Bütün bunları hep birlikte tefekkür ettikten sonra, öyle güzel bir şarkı söyledik ki nakaratı balın tadı gibi dilimizde kaldı:

“Kar tânesi, nar tânesi, su damlası, kum tânesi! Küçüğü de büyüğü de yaratan Allah, kullarının bir tânesi! Küçük şey çoktur! Küçümsemek yoktur! Yemekte tuz gibi olasın, âmin, ey güzel inci tânesi!”

Şarkıda geçen inci tânesinin kim olduğunu hemen anladık tabii. Gülberenk Çocukları’nın her biri, küçük birer inci tânesiydi. Bu programı bize hediye eden ablalarımız, tuzun yemeğe lezzet kattığı gibi, bizim de dünyaya lezzet ve güzellik katmamızı arzu ediyorlardı.

Aslında, her bir Gülberenk Programı, daha huzurlu bir dünya için edilmiş fiilî bir duâ gibiydi. Her ayın ilk Cumartesi – Pazar günü İstanbul’da; her ayın son Pazar günü de İzmir, Zonguldak, Adana ve Kütahya’da bu duâya âmin demeye devâm ediyoruz! Çok şükür!



19 Yorum

  1. Azra Toker dedi ki:

    Sizi çok seviyorum. Hep gelin çok eğlenceli ve komiksiniz.

  2. Meryem Elif Yıldız dedi ki:

    Gülberenk’i çok seviyorum.

  3. Ceylin Su Gaytan dedi ki:

    Ben buraya ilk defa geldim. Çok beğendim. İyi ki gelmişim. Herkesin emeğine sağlık.

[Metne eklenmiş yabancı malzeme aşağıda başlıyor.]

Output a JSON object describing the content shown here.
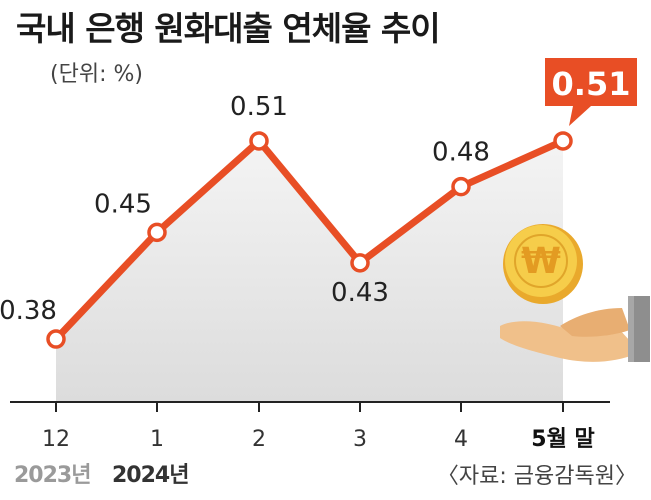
{
  "header": {
    "title": "국내 은행 원화대출 연체율 추이",
    "unit": "(단위: %)"
  },
  "footer": {
    "year_2023": "2023년",
    "year_2024": "2024년",
    "source": "〈자료: 금융감독원〉"
  },
  "colors": {
    "line": "#e84e25",
    "highlight_box": "#e84e25",
    "area_gradient_top": "#f4f4f4",
    "area_gradient_bottom": "#dcdcdc",
    "coin": "#f5c842",
    "hand": "#f0c08a"
  },
  "icons": [
    "won-coin-icon",
    "open-hand-icon"
  ],
  "chart_data": {
    "type": "line",
    "categories": [
      "12",
      "1",
      "2",
      "3",
      "4",
      "5월 말"
    ],
    "values": [
      0.38,
      0.45,
      0.51,
      0.43,
      0.48,
      0.51
    ],
    "labels": [
      "0.38",
      "0.45",
      "0.51",
      "0.43",
      "0.48",
      "0.51"
    ],
    "highlight_index": 5,
    "ylim": [
      0.34,
      0.55
    ],
    "grid": false,
    "legend": "none"
  }
}
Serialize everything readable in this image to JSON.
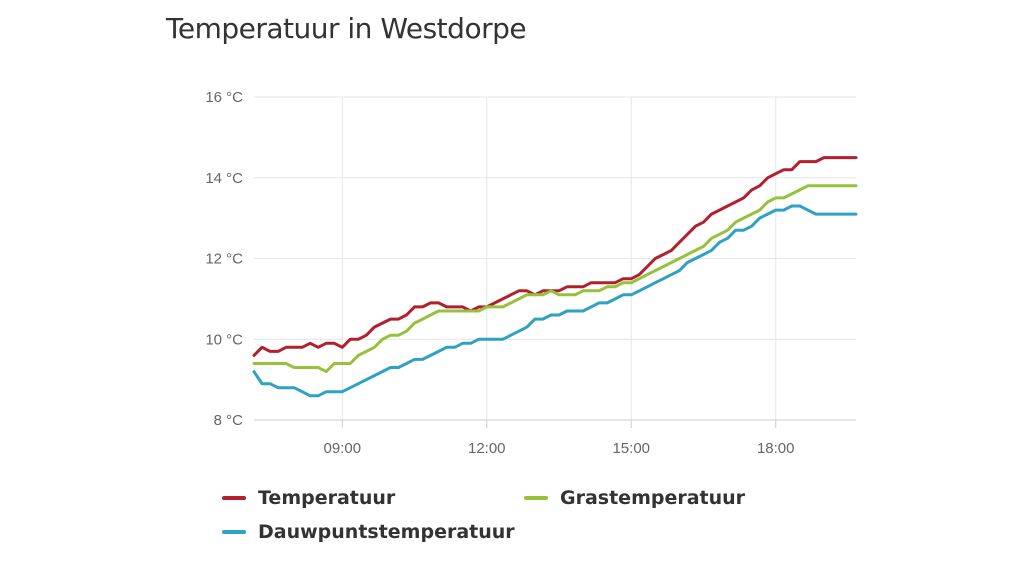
{
  "chart_data": {
    "type": "line",
    "title": "Temperatuur in Westdorpe",
    "y_unit": "°C",
    "ylim": [
      8,
      16
    ],
    "y_ticks": [
      8,
      10,
      12,
      14,
      16
    ],
    "y_tick_labels": [
      "8 °C",
      "10 °C",
      "12 °C",
      "14 °C",
      "16 °C"
    ],
    "xlim": [
      "07:10",
      "19:40"
    ],
    "x_ticks": [
      "09:00",
      "12:00",
      "15:00",
      "18:00"
    ],
    "grid": true,
    "legend_position": "bottom",
    "x": [
      "07:10",
      "07:20",
      "07:30",
      "07:40",
      "07:50",
      "08:00",
      "08:10",
      "08:20",
      "08:30",
      "08:40",
      "08:50",
      "09:00",
      "09:10",
      "09:20",
      "09:30",
      "09:40",
      "09:50",
      "10:00",
      "10:10",
      "10:20",
      "10:30",
      "10:40",
      "10:50",
      "11:00",
      "11:10",
      "11:20",
      "11:30",
      "11:40",
      "11:50",
      "12:00",
      "12:10",
      "12:20",
      "12:30",
      "12:40",
      "12:50",
      "13:00",
      "13:10",
      "13:20",
      "13:30",
      "13:40",
      "13:50",
      "14:00",
      "14:10",
      "14:20",
      "14:30",
      "14:40",
      "14:50",
      "15:00",
      "15:10",
      "15:20",
      "15:30",
      "15:40",
      "15:50",
      "16:00",
      "16:10",
      "16:20",
      "16:30",
      "16:40",
      "16:50",
      "17:00",
      "17:10",
      "17:20",
      "17:30",
      "17:40",
      "17:50",
      "18:00",
      "18:10",
      "18:20",
      "18:30",
      "18:40",
      "18:50",
      "19:00",
      "19:10",
      "19:20",
      "19:30",
      "19:40"
    ],
    "series": [
      {
        "name": "Temperatuur",
        "color": "#b31f2a",
        "values": [
          9.6,
          9.8,
          9.7,
          9.7,
          9.8,
          9.8,
          9.8,
          9.9,
          9.8,
          9.9,
          9.9,
          9.8,
          10.0,
          10.0,
          10.1,
          10.3,
          10.4,
          10.5,
          10.5,
          10.6,
          10.8,
          10.8,
          10.9,
          10.9,
          10.8,
          10.8,
          10.8,
          10.7,
          10.8,
          10.8,
          10.9,
          11.0,
          11.1,
          11.2,
          11.2,
          11.1,
          11.2,
          11.2,
          11.2,
          11.3,
          11.3,
          11.3,
          11.4,
          11.4,
          11.4,
          11.4,
          11.5,
          11.5,
          11.6,
          11.8,
          12.0,
          12.1,
          12.2,
          12.4,
          12.6,
          12.8,
          12.9,
          13.1,
          13.2,
          13.3,
          13.4,
          13.5,
          13.7,
          13.8,
          14.0,
          14.1,
          14.2,
          14.2,
          14.4,
          14.4,
          14.4,
          14.5,
          14.5,
          14.5,
          14.5,
          14.5
        ]
      },
      {
        "name": "Grastemperatuur",
        "color": "#96c13c",
        "values": [
          9.4,
          9.4,
          9.4,
          9.4,
          9.4,
          9.3,
          9.3,
          9.3,
          9.3,
          9.2,
          9.4,
          9.4,
          9.4,
          9.6,
          9.7,
          9.8,
          10.0,
          10.1,
          10.1,
          10.2,
          10.4,
          10.5,
          10.6,
          10.7,
          10.7,
          10.7,
          10.7,
          10.7,
          10.7,
          10.8,
          10.8,
          10.8,
          10.9,
          11.0,
          11.1,
          11.1,
          11.1,
          11.2,
          11.1,
          11.1,
          11.1,
          11.2,
          11.2,
          11.2,
          11.3,
          11.3,
          11.4,
          11.4,
          11.5,
          11.6,
          11.7,
          11.8,
          11.9,
          12.0,
          12.1,
          12.2,
          12.3,
          12.5,
          12.6,
          12.7,
          12.9,
          13.0,
          13.1,
          13.2,
          13.4,
          13.5,
          13.5,
          13.6,
          13.7,
          13.8,
          13.8,
          13.8,
          13.8,
          13.8,
          13.8,
          13.8
        ]
      },
      {
        "name": "Dauwpuntstemperatuur",
        "color": "#2fa1c1",
        "values": [
          9.2,
          8.9,
          8.9,
          8.8,
          8.8,
          8.8,
          8.7,
          8.6,
          8.6,
          8.7,
          8.7,
          8.7,
          8.8,
          8.9,
          9.0,
          9.1,
          9.2,
          9.3,
          9.3,
          9.4,
          9.5,
          9.5,
          9.6,
          9.7,
          9.8,
          9.8,
          9.9,
          9.9,
          10.0,
          10.0,
          10.0,
          10.0,
          10.1,
          10.2,
          10.3,
          10.5,
          10.5,
          10.6,
          10.6,
          10.7,
          10.7,
          10.7,
          10.8,
          10.9,
          10.9,
          11.0,
          11.1,
          11.1,
          11.2,
          11.3,
          11.4,
          11.5,
          11.6,
          11.7,
          11.9,
          12.0,
          12.1,
          12.2,
          12.4,
          12.5,
          12.7,
          12.7,
          12.8,
          13.0,
          13.1,
          13.2,
          13.2,
          13.3,
          13.3,
          13.2,
          13.1,
          13.1,
          13.1,
          13.1,
          13.1,
          13.1
        ]
      }
    ]
  }
}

  4. Ulya Tunçinan dedi ki:

    Çok teşekkür ederiz! Konu çok iyi seçilmiş ve güzel işlenmiş. Allah râzı olsun.

  5. Misâfir dedi ki:

    Sizi çok seviyoruz.

  6. Misâfir dedi ki:

    Bu programdaki sürprizler için sizlere çok teşekkür ederim. Ellerinize sağlık. Rabbim sizlerden bin kere râzı olsun. Sizlere çok teşekkür ederiz.

  7. Misâfir dedi ki:

    Allah râzı olsun.

  8. Misâfir dedi ki:

    Her şey için teşekkür ederiz. Çok güzeldi, çok beğendim.

  9. Gamze Alver dedi ki:

    Ben çok beğendim. Herkese tavsiye ederim. Öğrenmediğim şeyleri öğrendim.